6. De surcroît, c'est par Xanthippos lui-même, au dire de Stésimbrote, qu'aurait été répandue dans le public la calomnie relative à sa femme et à Périclès ; d'où le différend entre le père et le fils, qui demeura tout à fait incurable jusqu'à la mort de Xanthippos, atteint de la peste.

7. À cette époque, Périclès perdit aussi sa sœur et la plupart de ceux, parents et amis, qui étaient le plus utiles à sa carrière politique.

8. Il ne recula pourtant pas et, sous les coups du malheur, n'abdiqua pas sa fierté et sa grandeur d'âme ; on ne le vit pas pleurer ni se lamenter sur la tombe d'un de ses proches, jusqu'à ce qu'il perdît aussi le seul survivant de ses fils légitimes, Paralos.

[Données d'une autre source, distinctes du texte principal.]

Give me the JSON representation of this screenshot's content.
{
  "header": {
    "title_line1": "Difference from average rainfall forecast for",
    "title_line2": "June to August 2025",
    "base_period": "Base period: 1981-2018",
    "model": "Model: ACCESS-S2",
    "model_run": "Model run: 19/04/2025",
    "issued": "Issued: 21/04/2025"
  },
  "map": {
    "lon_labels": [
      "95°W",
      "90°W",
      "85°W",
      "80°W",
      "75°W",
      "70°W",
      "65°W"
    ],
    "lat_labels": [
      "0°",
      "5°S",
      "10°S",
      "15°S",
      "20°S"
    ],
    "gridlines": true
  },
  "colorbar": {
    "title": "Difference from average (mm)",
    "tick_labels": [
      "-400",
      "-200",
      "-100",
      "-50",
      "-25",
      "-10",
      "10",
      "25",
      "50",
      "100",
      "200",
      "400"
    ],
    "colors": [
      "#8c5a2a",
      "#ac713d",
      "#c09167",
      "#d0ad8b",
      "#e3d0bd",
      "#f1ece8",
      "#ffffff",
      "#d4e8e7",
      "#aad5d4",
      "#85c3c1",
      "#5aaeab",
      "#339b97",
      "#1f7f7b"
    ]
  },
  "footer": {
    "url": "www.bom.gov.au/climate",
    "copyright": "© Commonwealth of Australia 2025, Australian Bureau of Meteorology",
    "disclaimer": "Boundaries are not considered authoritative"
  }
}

9. Abattu par cette mort, il essayait pourtant, fidèle à son habitude, de la supporter fermement et de conserver sa grandeur d'âme ; mais en apportant au mort une couronne, il fut, à sa vue, vaincu par la douleur au point d'éclater en sanglots et de verser force larmes, lui qui, de toute sa vie, n'avait jamais rien fait de tel.

 

Bref retour sur scène et mort du grand homme (37-38)

37.

1. Pour continuer la guerre, la ville met à l'épreuve les autres chefs militaires et meneurs civils ; aucun ne semblait faire le poids ni jouir d'une autorité qui fût une garantie pour un commandement d'une pareille importance. On regrette alors Périclès, on le rappelle à la tribune et au quartier général des stratèges ; tout découragé qu'il était, et confiné chez lui en raison de son deuil, il se laissa convaincre par Alcibiade et ses autres amis d'aller de l'avant.

2. Quand le peuple se fut excusé de son ingratitude envers lui, il se remit derechef aux affaires et, nommé stratège, il réclama la suppression de la loi relative aux bâtards, qu'il avait lui-même introduite antérieurement : ceci, afin que le défaut de descendance ne fasse pas complètement disparaître son nom et sa race.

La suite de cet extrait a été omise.